Hard work is something Pedersen knows all about. It is paying off for him this season after taking time to adapt to the Premiership following his €2.2m transfer from Tromsø IL in August 2004. "It was tough when I first came to Blackburn," he admits. "I played the first three games and then [we] lost the manager [Graeme Souness] and I was out of the team. For two-and-a-half months I didn't play, but I was working hard every day. I tried to prove I was a good enough player. When I got the chance I had to take it and I did."
'Give something back'
Pedersen combines flair with a strong work ethic. He is capable of the extraordinary, but the team always comes first. "I like to try different things," he says. "In some parts of the game it's not the thing to do, but when you have time you can maybe try something.

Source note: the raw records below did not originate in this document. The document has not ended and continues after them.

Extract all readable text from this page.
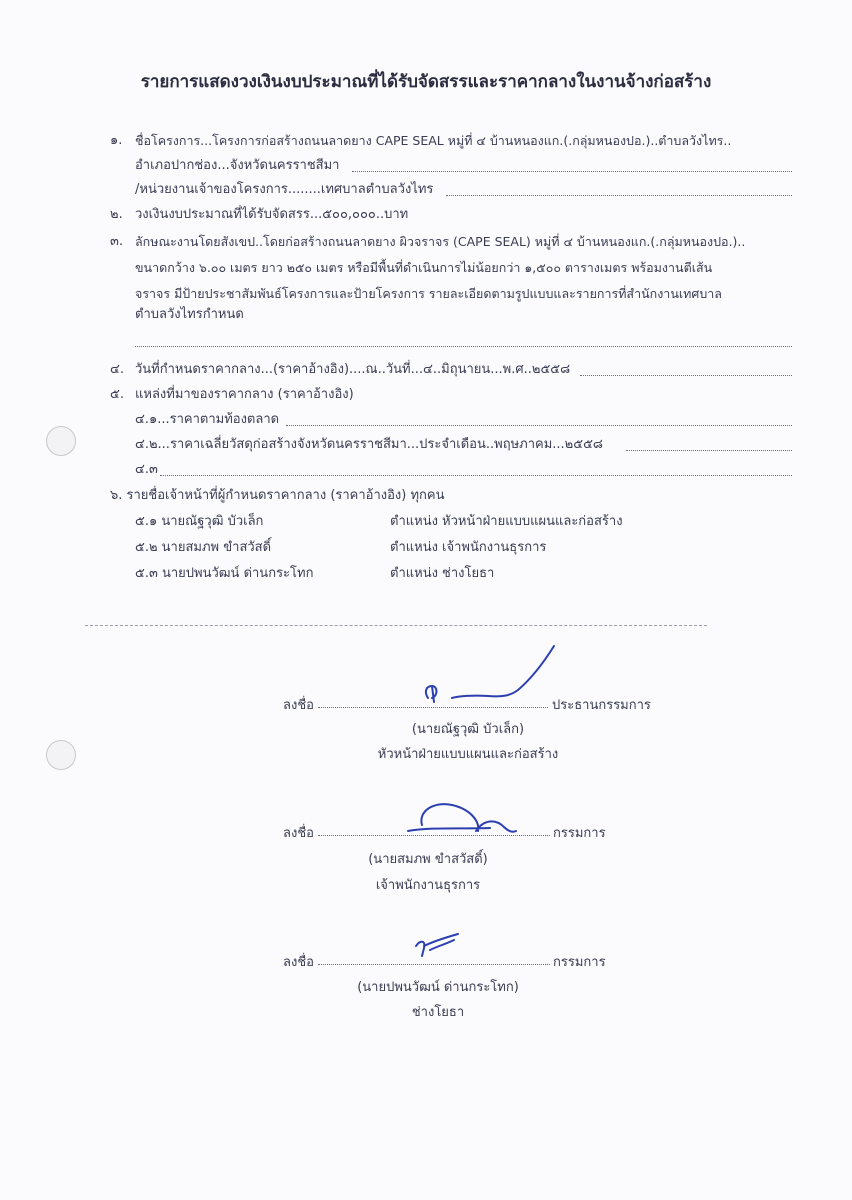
รายการแสดงวงเงินงบประมาณที่ได้รับจัดสรรและราคากลางในงานจ้างก่อสร้าง
๑. ชื่อโครงการ...โครงการก่อสร้างถนนลาดยาง CAPE SEAL หมู่ที่ ๔ บ้านหนองแก.(.กลุ่มหนองปอ.)..ตำบลวังไทร..
อำเภอปากช่อง...จังหวัดนครราชสีมา
/หน่วยงานเจ้าของโครงการ........เทศบาลตำบลวังไทร
๒. วงเงินงบประมาณที่ได้รับจัดสรร...๕๐๐,๐๐๐..บาท
๓. ลักษณะงานโดยสังเขป..โดยก่อสร้างถนนลาดยาง ผิวจราจร (CAPE SEAL) หมู่ที่ ๔ บ้านหนองแก.(.กลุ่มหนองปอ.)..
ขนาดกว้าง ๖.๐๐ เมตร ยาว ๒๕๐ เมตร หรือมีพื้นที่ดำเนินการไม่น้อยกว่า ๑,๕๐๐ ตารางเมตร พร้อมงานตีเส้น
จราจร มีป้ายประชาสัมพันธ์โครงการและป้ายโครงการ รายละเอียดตามรูปแบบและรายการที่สำนักงานเทศบาล
ตำบลวังไทรกำหนด
๔. วันที่กำหนดราคากลาง...(ราคาอ้างอิง)....ณ..วันที่...๔..มิถุนายน...พ.ศ..๒๕๕๘
๕. แหล่งที่มาของราคากลาง (ราคาอ้างอิง)
๔.๑...ราคาตามท้องตลาด
๔.๒...ราคาเฉลี่ยวัสดุก่อสร้างจังหวัดนครราชสีมา...ประจำเดือน..พฤษภาคม...๒๕๕๘
๔.๓
๖. รายชื่อเจ้าหน้าที่ผู้กำหนดราคากลาง (ราคาอ้างอิง) ทุกคน
๕.๑ นายณัฐวุฒิ บัวเล็ก	ตำแหน่ง หัวหน้าฝ่ายแบบแผนและก่อสร้าง
๕.๒ นายสมภพ ขำสวัสดิ์	ตำแหน่ง เจ้าพนักงานธุรการ
๕.๓ นายปพนวัฒน์ ด่านกระโทก	ตำแหน่ง ช่างโยธา
ลงชื่อ	ประธานกรรมการ
(นายณัฐวุฒิ บัวเล็ก)
หัวหน้าฝ่ายแบบแผนและก่อสร้าง
ลงชื่อ	กรรมการ
(นายสมภพ ขำสวัสดิ์)
เจ้าพนักงานธุรการ
ลงชื่อ	กรรมการ
(นายปพนวัฒน์ ด่านกระโทก)
ช่างโยธา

I like to play with the ball and give something back to the crowd. It's fun to try things but you have to be at the right place at the right time."
'Little bit extra'
Pedersen has timed it right for Norway. It was his exquisite lob in the final minute against Slovenia on 3 September that earned a 3-2 victory and as good as confirmed their place in the play-offs. He has been capped 19 times for Norway, but as his reputation blossoms Pedersen is finding himself an increasingly marked man. "You try and do a little bit extra, but it is not so easy every time because people know you and they want to take you out of the game. But it's not about one person, it's about the whole team."
Pedersen's willingness to try the outrageous on the pitch is a sign of his confidence. And he tends to achieve what he sets out to do. He taught himself to play left-footed and is now equally strong with either foot. He has risen to the physical demands of the English game and believes he is a better player for it. He has now set his sights on reaching the World Cup. Should Norway qualify he will take it in his stride. Pedersen may be the darling of the Norwegian media, but he knows the perfect place in the far north of the country to escape to when he needs to clear his head.
"I try to go home when I have the chance, see family and friends. Relax, get fresh air, meet people, old friends, have fun, hang out. I'm always myself.
I only want to be myself. I'm just a normal person who plays football. Somebody is a doctor, somebody is a teacher. I'm lucky that I can do what I love to do." So, for that matter, is Norway.